Akron, we have been here before. While none of us have lived through a pandemic, this type of event is nothing new in our city’s history. A look into the past may provide a little guidance and little hope for dealing with this difficult time.
Akron’s first bout with mass infection was in the summer of 1827. The town was just two years old. At the time, the plague was called “black tongue fever,” but it was probably typhus. The disease swept through the canal worker camps, Akron, the town of Middlebury next door and all the way north to the Village of Boston in the Cuyahoga Valley.
In order to supply water for the Ohio & Erie Canal, Summit Lake had been lowered eight feet. This killed nearly all the wetland plants that had surrounded the lake, and the terrible smell was blamed for the disease sweeping through the area.
More than likely, however, it was brought by the canal workers. The living conditions in the canal camps were appalling and perfect for breeding and harboring disease. While historic records do not provide specific numbers, they do indicate that because so many people died so quickly, the majority of Akron’s remaining population fled the area. Stores and taverns closed and the local economy stalled to a halt.
Medical care during the early 1800s was a far cry from the modern medicine of today. It is likely that many passings were hastened by the treatments of the frontier doctors. Some of those included covering patients with blankets to make them sweat, prescribing medications that induced vomiting and withholding water.
Akron’s population wouldn’t recover until the fall of 1828.
Of course, the 1918 Spanish flu is the pandemic being referenced the most in comparison to COVID-19. This strain of influenza is called the Spanish flu not because it originated in Spain, but because Spain was the only country giving full media coverage of the epidemic when it began to surface in Europe. (The rest of European media was censored during this time because of World War I. Spain had been neutral during the conflict.)
Unlike COVID-19, the Spanish flu was more likely to kill young people than the elderly. The average age range of victims was 20 to 40 years old. The fatality rate was 2.5 percent.
It began creeping into Ohio from the east coast in September. The situation was managed much differently than it had been nearly 91 years prior. Dr. Charles T. Nesbitt, head of the Akron health department, took immediate action in October, before the first cases were reported in the city. He said in a statement on October 3, “The control of this disease is almost exclusively a matter of individual conduct.”
He advised that people avoid crowds and individuals who appeared to be sick. He said the biggest risk was coming into contact with individuals who were infected, but did not yet show symptoms. He also stressed the importance of covering one’s mouth and nose during a sneeze or cough.
The first cases of the Spanish flu in Akron were reported on October 5. Nesbitt, in a move similar to the actions of Ohio Governor DeWine, banned mass gatherings, closed schools, clubs, churches, and theaters on October 12. All organized sporting events were cancelled. Many of these actions had been adopted by other communities nationwide and their data showed that the sooner the closings happened, the less the disease could spread and kill.
According to an Akron Beacon Journal article on October 12, Akron’s first death from the Spanish flu took place in the Kelly Avenue home of Donald Smith. The paper reported the victim was his sister. Nesbitt required that all city doctors report every case to his office so he could stay up to date on how the virus was spreading in the region.

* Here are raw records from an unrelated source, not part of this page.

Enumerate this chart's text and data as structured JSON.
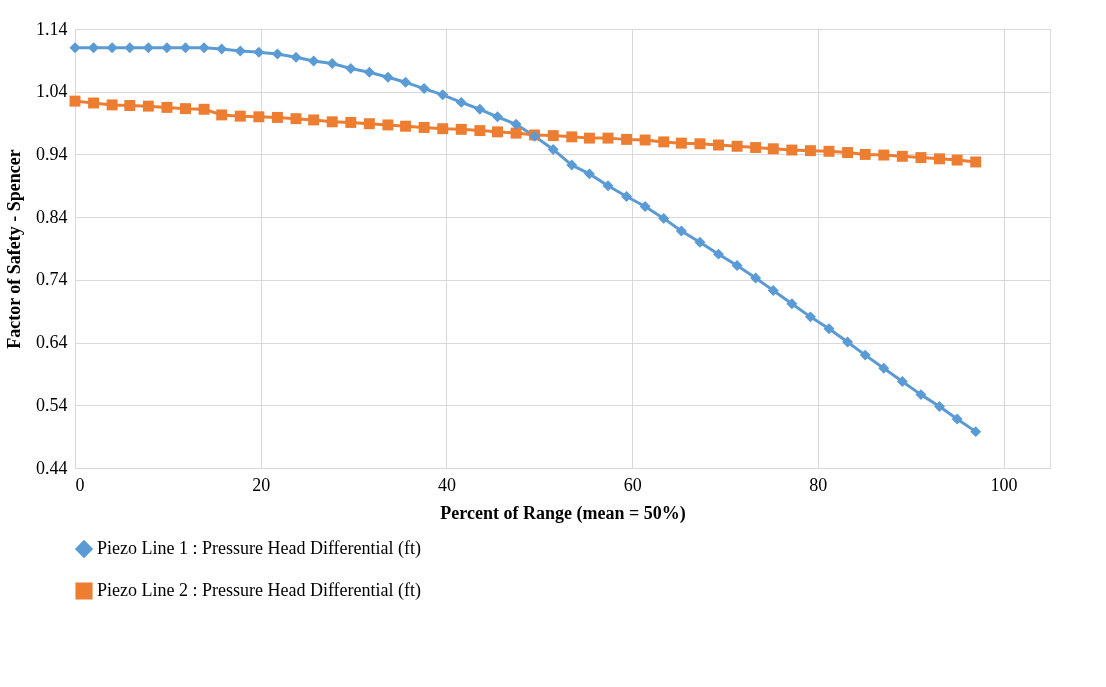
{
  "chart_data": {
    "type": "line",
    "xlabel": "Percent of Range (mean = 50%)",
    "ylabel": "Factor of Safety - Spencer",
    "x": [
      0,
      2.0,
      4.0,
      5.9,
      7.9,
      9.9,
      11.9,
      13.9,
      15.8,
      17.8,
      19.8,
      21.8,
      23.8,
      25.7,
      27.7,
      29.7,
      31.7,
      33.7,
      35.6,
      37.6,
      39.6,
      41.6,
      43.6,
      45.5,
      47.5,
      49.5,
      51.5,
      53.5,
      55.4,
      57.4,
      59.4,
      61.4,
      63.4,
      65.3,
      67.3,
      69.3,
      71.3,
      73.3,
      75.2,
      77.2,
      79.2,
      81.2,
      83.2,
      85.1,
      87.1,
      89.1,
      91.1,
      93.1,
      95.0,
      97.0
    ],
    "series": [
      {
        "name": "Piezo Line 1 : Pressure Head Differential (ft)",
        "color": "#5b9bd5",
        "marker": "diamond",
        "values": [
          1.11,
          1.11,
          1.11,
          1.11,
          1.11,
          1.11,
          1.11,
          1.11,
          1.108,
          1.105,
          1.103,
          1.1,
          1.095,
          1.089,
          1.085,
          1.077,
          1.071,
          1.063,
          1.055,
          1.045,
          1.035,
          1.023,
          1.012,
          1.0,
          0.988,
          0.969,
          0.948,
          0.923,
          0.909,
          0.89,
          0.873,
          0.857,
          0.838,
          0.818,
          0.8,
          0.781,
          0.763,
          0.743,
          0.723,
          0.702,
          0.681,
          0.662,
          0.641,
          0.62,
          0.599,
          0.578,
          0.557,
          0.538,
          0.518,
          0.498
        ]
      },
      {
        "name": "Piezo Line 2 : Pressure Head Differential (ft)",
        "color": "#ed7d31",
        "marker": "square",
        "values": [
          1.025,
          1.022,
          1.019,
          1.018,
          1.017,
          1.015,
          1.013,
          1.012,
          1.003,
          1.001,
          1.0,
          0.999,
          0.997,
          0.995,
          0.992,
          0.991,
          0.989,
          0.987,
          0.985,
          0.983,
          0.981,
          0.98,
          0.978,
          0.976,
          0.974,
          0.971,
          0.97,
          0.968,
          0.966,
          0.966,
          0.964,
          0.963,
          0.96,
          0.958,
          0.957,
          0.955,
          0.953,
          0.951,
          0.949,
          0.947,
          0.946,
          0.945,
          0.943,
          0.94,
          0.939,
          0.937,
          0.935,
          0.933,
          0.931,
          0.928
        ]
      }
    ],
    "xlim": [
      0,
      105
    ],
    "xticks": [
      0,
      20,
      40,
      60,
      80,
      100
    ],
    "ylim": [
      0.44,
      1.14
    ],
    "yticks": [
      0.44,
      0.54,
      0.64,
      0.74,
      0.84,
      0.94,
      1.04,
      1.14
    ],
    "grid": true,
    "legend": "bottom",
    "line_style": "solid"
  }
}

Over 200 people died within the first month. The Akron Armory, which had been completed earlier that year as a training site for the Ohio National Guard, was transformed into a makeshift hospital due to the shortage of beds in the city’s three other hospitals. Olive E. Beason, director of public health nursing, and her staff were in charge of care at the Armory.
The total number of deaths in Akron would reach approximately 630. More than 7,000 people would contract the disease. The ban on gatherings was lifted in mid-November and the infections and deaths began to taper locally toward the end of the year.
The Spanish flu pandemic ended globally in the summer of 1919.
Looking back at these two events in Akron, we can thankfully say COVID-19 has little in common with the typhus epidemic of 1827. We have the advantage of modern medicine and an understanding of the importance of personal hygiene. But there are many similarities between our current experience and that of the 1918 Spanish flu. As they are today, authorities looked to experts for advice and quickly enacted policies intended to slow the rate of spread. Also, researchers from across the country shared their findings and collaborated. Without these actions, the death toll, though high, would have been much higher.
Also, like today, there was a palpable feeling of dread and fear. There were definitely instances of panic buying and falling prey to miracle cures — an ad in the Akron Evening Times, for example, touts “a sure cure for what ails you” and “baths of all kinds” at a doctor’s office on South Main Street. However, one can take comfort in the fact that for the most part, Akron held it together. There are no reports of chaos in the streets or a spike in crime. Neighbors came together to care for each other. Akron came out the other side of the Spanish flu wounded, but not defeated.
While medical care has certainly advanced beyond that of 1918 standards, many of these methods are tried and true. Following the guidance of health experts and civic leaders is vital, as is social distancing and helping those in need.
If our history is anything to go by, the Akron of 2020 will make it out the other side of COVID-19 too.